It gets complicated.
You have to assume that a significant proportion of ELCS would have otherwise resulted in difficult births out of hours anyway. So you probably are reducing the number of EMCS but increasing the number of ELCS. And making them less risky and more plannable in terms of staffing and theatre staff.
To follow this, you have to understand NICE argue that you ultimately hit a tipping point where ELCS births become cheaper than planned vbs if you have a high enough ELCS rate. This isn't something they are in favour of.
It's cheaper to fund per birth during the daytime. It is harder to recruit out of hours staff. But cost wise the more ELCS you do, the lower it becomes per birth because more babies are born at more convenient times and theatres are more efficient in terms of time. This does mean you can in theory reduce our of hours staffing because there then becomes excessive staffing because demand during these hours becomes lower.
You could argue that even if previously you had two overnight Obs to deal with more patients you'd still have the same risk of there being a third patient who needs one at the same time. Because great demand is at certain times and this policy effectively flattens demand across the night into a more manageable pattern for managers and front line staff..
The same applies during the day if you have lots of patients lined up for theatre and an unbooked EMCS come up even if you now have higher staffing levels. Previously you probably wouldn't have staff during the day. It's a question of using ELCS to make staffing rotas more plannable and predictable and therefore make the budget stretch further. (And more efficient).

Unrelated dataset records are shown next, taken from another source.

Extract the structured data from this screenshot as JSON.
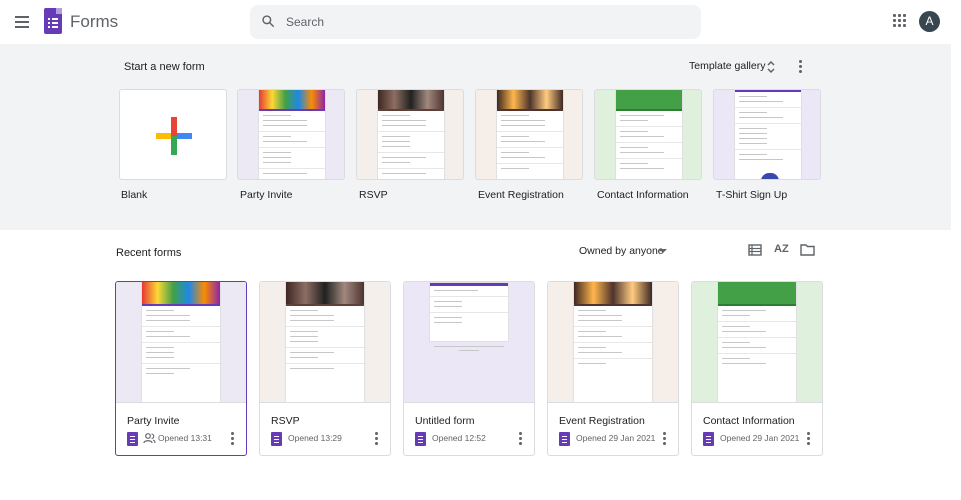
{
  "app": {
    "title": "Forms"
  },
  "search": {
    "placeholder": "Search"
  },
  "account": {
    "avatar_letter": "A"
  },
  "templates": {
    "heading": "Start a new form",
    "gallery_label": "Template gallery",
    "items": [
      {
        "label": "Blank"
      },
      {
        "label": "Party Invite"
      },
      {
        "label": "RSVP"
      },
      {
        "label": "Event Registration"
      },
      {
        "label": "Contact Information"
      },
      {
        "label": "T-Shirt Sign Up"
      }
    ]
  },
  "recent": {
    "heading": "Recent forms",
    "owner_filter": "Owned by anyone",
    "sort_label": "AZ",
    "forms": [
      {
        "title": "Party Invite",
        "opened": "Opened 13:31",
        "shared": true
      },
      {
        "title": "RSVP",
        "opened": "Opened 13:29",
        "shared": false
      },
      {
        "title": "Untitled form",
        "opened": "Opened 12:52",
        "shared": false
      },
      {
        "title": "Event Registration",
        "opened": "Opened 29 Jan 2021",
        "shared": false
      },
      {
        "title": "Contact Information",
        "opened": "Opened 29 Jan 2021",
        "shared": false
      }
    ]
  },
  "colors": {
    "brand": "#673ab7",
    "template_bg": "#f1f3f4",
    "party_bg": "#ece9f4",
    "rsvp_bg": "#f5efec",
    "event_bg": "#f6efe9",
    "contact_bg": "#dff0dc",
    "contact_banner": "#43a047",
    "tshirt_bg": "#ece7f7"
  }
}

Given the current climate my concern wouldn't be about this pattern meaning more women are vulnerable to low staffing rates, the opposite is more probable.
The worry is perhaps now that individual hospitals might be getting around really low staffing rates by increasing ELCS to suit their budgets and recruiting crisis. Tqhe hours are better and staff retention improves.... It's a temptation.
... and this isn't in the best interests of individual women. The biggest issue probably isn't for the current pregnancy. The risks are more about subsequent pregnancies and how an ELCS possibly wasn't the best option for certain lower risk groups (such as those who want a large family)
As I say my concerns revolve around appropriate care. That means women get an ELCS if appropriate not because it suits strained budgets.